Now that the primary dust has settled, two conclusions are pretty obvious in the county commissioners' race: (a) there is significant resistance to the idea of reckless, unbridled growth in Frederick County; and (b) name recognition is an even more important attribute than a candidate's stand on growth.
There just doesn't seem to be an alternative explanation for the rather schizophrenic menu of commissioner nominees selected by the Republican primary voters. The two most developer-friendly candidates, incumbents Mike Cady and John Lovell, perched themselves at the top two spots.
But they were closely followed by the resolute slow-growther (being generous) Lennie Thompson, who survived a barrage of blistering attacks from all corners, and David Gray, another slow-growther with high name recognition.
Rounding out the top five was Charles Jenkins, who is somewhere in between on growth issues, though certainly closer to Mr. Cady than to Mr. Thompson. The similarly-inclined Billy Shreve finished just barely off the pace.
Given the tight bunching of the top six and the large gap between Mr. Shreve and the rest of the pack, it appears that it really was mostly about name recognition. But whatever the voters' rationale, the stark reality is that the outcome turned out extremely dicey for developer interests.
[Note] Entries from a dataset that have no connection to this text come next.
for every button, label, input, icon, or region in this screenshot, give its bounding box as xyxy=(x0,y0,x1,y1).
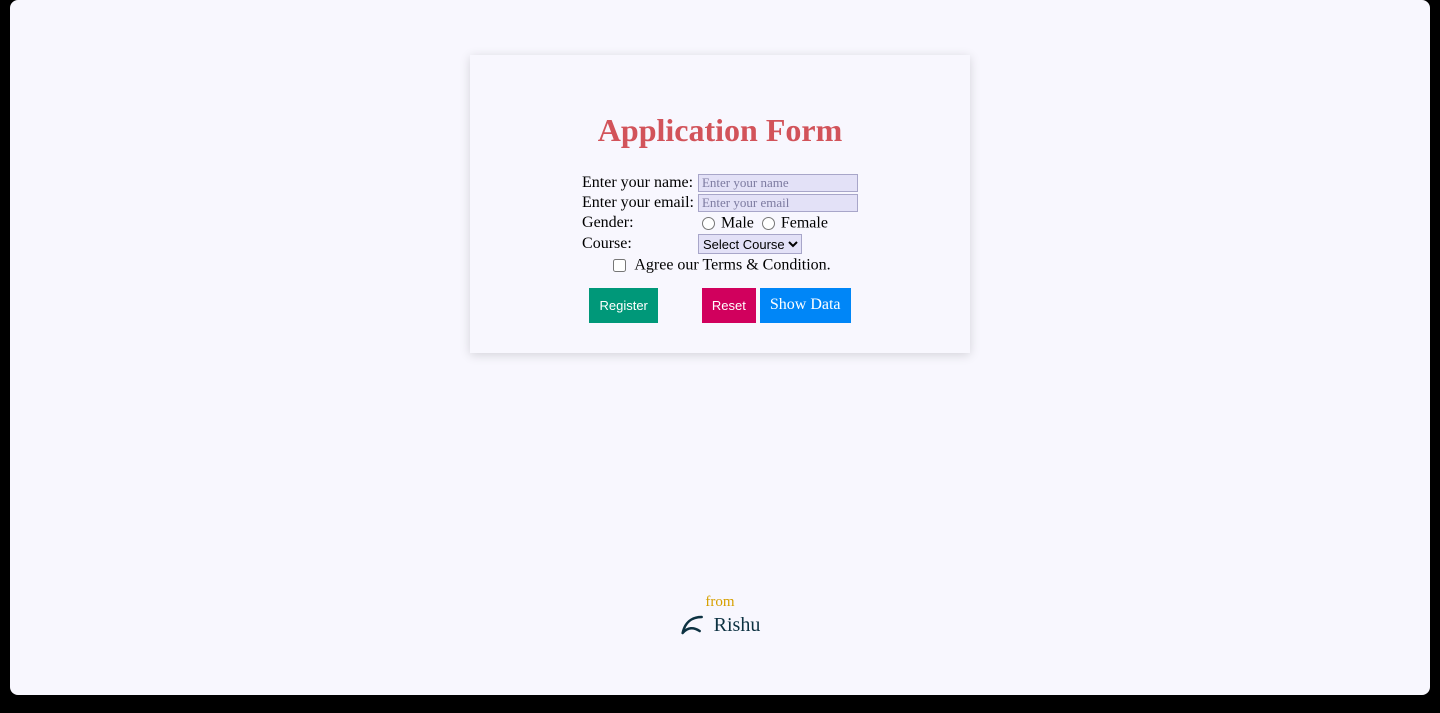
register-button[interactable]: Register xyxy=(589,288,657,323)
signature-icon xyxy=(680,613,706,637)
reset-button[interactable]: Reset xyxy=(702,288,756,323)
application-form-card: Application Form Enter your name: Enter … xyxy=(470,55,970,353)
footer-from: from xyxy=(680,594,761,611)
row-course: Course: Select Course xyxy=(580,233,860,255)
button-row: Register Reset Show Data xyxy=(505,288,935,323)
form-title: Application Form xyxy=(505,112,935,149)
row-gender: Gender: Male Female xyxy=(580,213,860,233)
gender-female-radio[interactable] xyxy=(762,217,775,230)
email-label: Enter your email: xyxy=(580,193,696,213)
gender-label: Gender: xyxy=(580,213,696,233)
form-table: Enter your name: Enter your email: Gende… xyxy=(580,173,860,276)
course-select[interactable]: Select Course xyxy=(698,234,802,254)
email-input[interactable] xyxy=(698,194,858,212)
footer-name: Rishu xyxy=(714,614,761,637)
gender-male-radio[interactable] xyxy=(702,217,715,230)
row-terms: Agree our Terms & Condition. xyxy=(580,255,860,276)
terms-checkbox[interactable] xyxy=(613,259,626,272)
footer-signature: Rishu xyxy=(680,613,761,637)
course-label: Course: xyxy=(580,233,696,255)
name-label: Enter your name: xyxy=(580,173,696,193)
page-surface: Application Form Enter your name: Enter … xyxy=(10,0,1430,695)
gender-female-label: Female xyxy=(781,214,828,231)
gender-male-label: Male xyxy=(721,214,754,231)
show-data-button[interactable]: Show Data xyxy=(760,288,851,323)
footer: from Rishu xyxy=(680,594,761,637)
terms-label: Agree our Terms & Condition. xyxy=(634,257,830,274)
row-email: Enter your email: xyxy=(580,193,860,213)
row-name: Enter your name: xyxy=(580,173,860,193)
name-input[interactable] xyxy=(698,174,858,192)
Only three of the nine candidates in the general election - Mr. Cady, Mr. Lovell, and Mr. Jenkins - can reasonably be considered to be builder-friendly. There's nothing intrinsically wrong with that, of course - people need to live somewhere; but as it stands now, considering the controlled-growth values of the Democratic candidates, it doesn't appear too likely that the next Board of County Commissioners is going to be approving any sequels to the New Market Region Plan.
In order to proceed with growth-business-as-usual, the next commissioner board will have to include Mr. Cady, Mr. Lovell, and Mr. Jenkins. Arriving at this permutation is going to be an extremely challenging task for builders' interests, though; it's pretty clear that (a) Lennie Thompson is just not going to be moved (if he overcame those vicious front-group assaults on him, he'll get through anything); and (b) Jan Gardner's bipartisan, broad-based appeal makes her extremely tough to dislodge. The developer interests have no margin for error.
So that leaves Mr. Gray and the other three Democrats in the race - Kai Hagen, Dick Floyd, and Ron Wolf. To get their trifecta, the builder interests are going to have to make sure none of them settles into a commissioner's seat. But it's hard to see how this is going to happen.
David Gray, as a former Commissioner, enjoys excellent name recognition and popularity, as evidenced by his strong finish despite his relatively meager sign presence and lack of a website. And since he's a former Democrat, it's difficult to see his appeal declining as he moves onto the general.
Kai Hagen has been running a relentless, precision-tooled campaign, thanks in part to the contributions of his talented young manager Adam Schultz. He has drawn overwhelming grassroots support, raising more funds than the ultra-established Mr. Cady and Mr. Lovell over the last reporting cycle. And if lawn signs could vote, he'd win in a landslide (pardon the pun).
Dick Floyd is perhaps the most strict when it comes to growth policy - a viewpoint that carries significant appeal among Frederick County denizens. And Ron Wolf, also running on a controlled-growth platform, also boasts a strong constituency.
It is very hard to see how all of those candidates will fall short of the top five. There's not much wiggle room here for the builders - and I suspect they know this. They're going to have to get creative.
How will they do this? My guess is that they'll try to re-define the parameters of the election so that the growth issue takes a backseat to some other issue in which they can place Mr. Cady, Mr. Lovell, and Mr. Jenkins on one side and everyone else on the other side. It is an old trick - change the subject and then perform a bait-and-switch. I hope the candidates are ready. This could get ugly.
The builders have their work cut out for them. It's hard to see how they'll pull it off, but it won't be for any lack of trying.